The belief that Christians in the United States have been subject to mass discrimination has been discredited before, and it has been refuted again. But by what? Now, it has been challenged by the American public’s hatred toward the French. In other words, anti-Christian feeling (if any) in the United States counts for nothing when compared to the anti-French sentiment prior to and during the second Gulf War that was initiated by the US government.

Hatred for France grew when the French government voiced its opposition to the US government’s call for war against Iraq (US President George W. Bush declared the end of “major combat operations” on May 1, 2003). The resentment was quite apparent when French fries were renamed “freedom fries.” Furthermore, Web sites such as www.francesucks.net, www.francesucks.com, and www.i-hate-france.comhave sprung up. As a matter of fact, just searching on France sucks in almost any search engine will yield a wealth of results (such as weblog entries, the aforementioned Websites, forum threads, etc.)–all devoted to attacking the French. And there was also a list floating around the Internet disparaging the military history of France; that list can be found on FrontPage Magazine. In short, resentment towards the French has been virtually omnipresent in the US.

And as for anti-Christian influence in the States? Is there even any to begin with? The US is the most religiously conservative in the modern West. When Michael Newdow sued to get the words under God out of the Pledge of Allegiance and won, he became one of the most hated individuals in America.

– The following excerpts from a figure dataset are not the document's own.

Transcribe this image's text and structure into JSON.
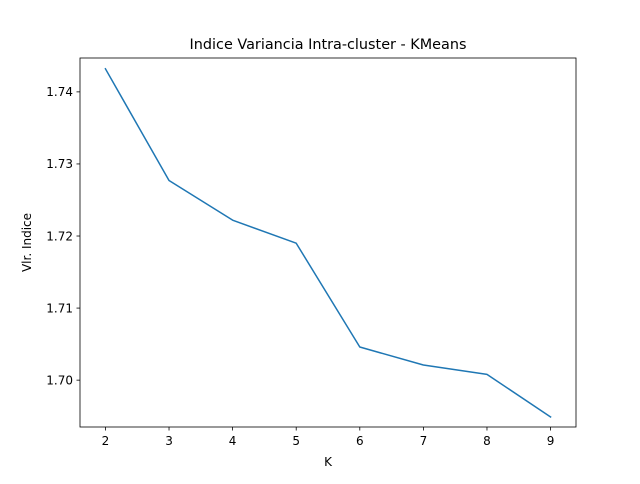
{
  "chart_data": {
    "type": "line",
    "title": "Indice Variancia Intra-cluster - KMeans",
    "xlabel": "K",
    "ylabel": "Vlr. Indice",
    "xlim": [
      1.6,
      9.4
    ],
    "ylim": [
      1.6935,
      1.7447
    ],
    "x_ticks": [
      2,
      3,
      4,
      5,
      6,
      7,
      8,
      9
    ],
    "y_ticks": [
      1.7,
      1.71,
      1.72,
      1.73,
      1.74
    ],
    "y_tick_labels": [
      "1.70",
      "1.71",
      "1.72",
      "1.73",
      "1.74"
    ],
    "grid": false,
    "line_color": "#1f77b4",
    "series": [
      {
        "x": [
          2,
          3,
          4,
          5,
          6,
          7,
          8,
          9
        ],
        "values": [
          1.7432,
          1.7277,
          1.7222,
          1.719,
          1.7046,
          1.7021,
          1.7008,
          1.6949
        ]
      }
    ]
  }
}
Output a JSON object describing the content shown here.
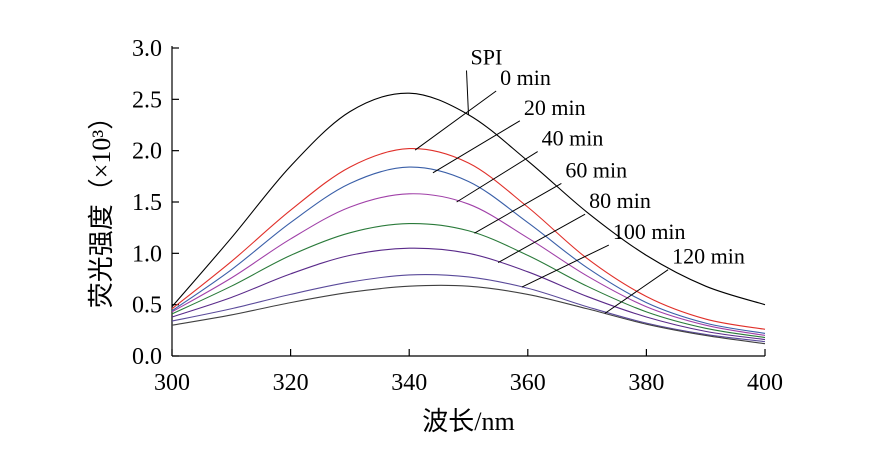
{
  "chart_data": {
    "type": "line",
    "title": "",
    "xlabel": "波长/nm",
    "ylabel": "荧光强度（×10³）",
    "xlim": [
      300,
      400
    ],
    "ylim": [
      0.0,
      3.0
    ],
    "xticks": [
      "300",
      "320",
      "340",
      "360",
      "380",
      "400"
    ],
    "yticks": [
      "0.0",
      "0.5",
      "1.0",
      "1.5",
      "2.0",
      "2.5",
      "3.0"
    ],
    "grid": false,
    "legend": "none",
    "x": [
      300,
      310,
      320,
      330,
      340,
      350,
      360,
      370,
      380,
      390,
      400
    ],
    "series": [
      {
        "name": "SPI",
        "color": "#000000",
        "label_x": 350,
        "values": [
          0.48,
          1.15,
          1.85,
          2.38,
          2.56,
          2.35,
          1.9,
          1.4,
          0.98,
          0.68,
          0.5
        ]
      },
      {
        "name": "0 min",
        "color": "#e0302a",
        "label_x": 341,
        "values": [
          0.46,
          0.92,
          1.42,
          1.84,
          2.02,
          1.88,
          1.45,
          0.95,
          0.58,
          0.36,
          0.26
        ]
      },
      {
        "name": "20 min",
        "color": "#3a5fa8",
        "label_x": 344,
        "values": [
          0.44,
          0.84,
          1.3,
          1.68,
          1.84,
          1.7,
          1.3,
          0.86,
          0.52,
          0.32,
          0.22
        ]
      },
      {
        "name": "40 min",
        "color": "#a040a8",
        "label_x": 348,
        "values": [
          0.43,
          0.76,
          1.14,
          1.45,
          1.58,
          1.48,
          1.15,
          0.78,
          0.48,
          0.3,
          0.2
        ]
      },
      {
        "name": "60 min",
        "color": "#2a7a3a",
        "label_x": 351,
        "values": [
          0.41,
          0.68,
          0.98,
          1.2,
          1.29,
          1.22,
          0.98,
          0.68,
          0.43,
          0.27,
          0.18
        ]
      },
      {
        "name": "80 min",
        "color": "#5a2a8a",
        "label_x": 355,
        "values": [
          0.38,
          0.57,
          0.8,
          0.98,
          1.05,
          1.0,
          0.82,
          0.58,
          0.38,
          0.24,
          0.16
        ]
      },
      {
        "name": "100 min",
        "color": "#5a4a9a",
        "label_x": 359,
        "values": [
          0.34,
          0.46,
          0.6,
          0.72,
          0.79,
          0.77,
          0.66,
          0.48,
          0.32,
          0.21,
          0.14
        ]
      },
      {
        "name": "120 min",
        "color": "#404040",
        "label_x": 373,
        "values": [
          0.3,
          0.4,
          0.52,
          0.62,
          0.68,
          0.68,
          0.6,
          0.46,
          0.31,
          0.2,
          0.12
        ]
      }
    ],
    "annotations": [
      {
        "text": "SPI",
        "x": 350,
        "y": 2.82
      },
      {
        "text": "0 min",
        "x": 355,
        "y": 2.62
      },
      {
        "text": "20 min",
        "x": 359,
        "y": 2.33
      },
      {
        "text": "40 min",
        "x": 362,
        "y": 2.03
      },
      {
        "text": "60 min",
        "x": 366,
        "y": 1.72
      },
      {
        "text": "80 min",
        "x": 370,
        "y": 1.42
      },
      {
        "text": "100 min",
        "x": 374,
        "y": 1.12
      },
      {
        "text": "120 min",
        "x": 384,
        "y": 0.88
      }
    ]
  }
}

A good part of the general public in the US thinks that the Bible should be taken literally and that the universe was created by the Biblical God. If Michael Dini, a biology instructor at Texas Tech University who refuses recommendation letters to any student who cannot provide a scientific explanation on human origins, had been fired, the American public probably would have applauded such an action. Furthermore, Christian-themed products such as the Left Behind novels have brought in huge profits. The Left Behind books, by the way, became a New York Times bestseller. So much for an anti-Christian, ultraleftist media.

The rise of anti-French sentiment does not necessarily mean that Christians in the US are not being discriminated against. However, since anti-French feeling has lately been very prominent, it makes Christian claims of discrimination look more suspicious. French goods have been boycotted in the US due to French opposition to Gulf War II, but did evangelical Christian products suffer from lost sales when, say, Jerry Falwell and Pat Robertson blamed 9/11 on liberals, homosexuals, abortion advocates, and a host of other people?

In the US, it has become politically correct to bash the French. It is not politically correct to criticize the religious sensitivities of the American general public, however. Christian conservatives should not complain about discrimination in the US; the French have suffered much more.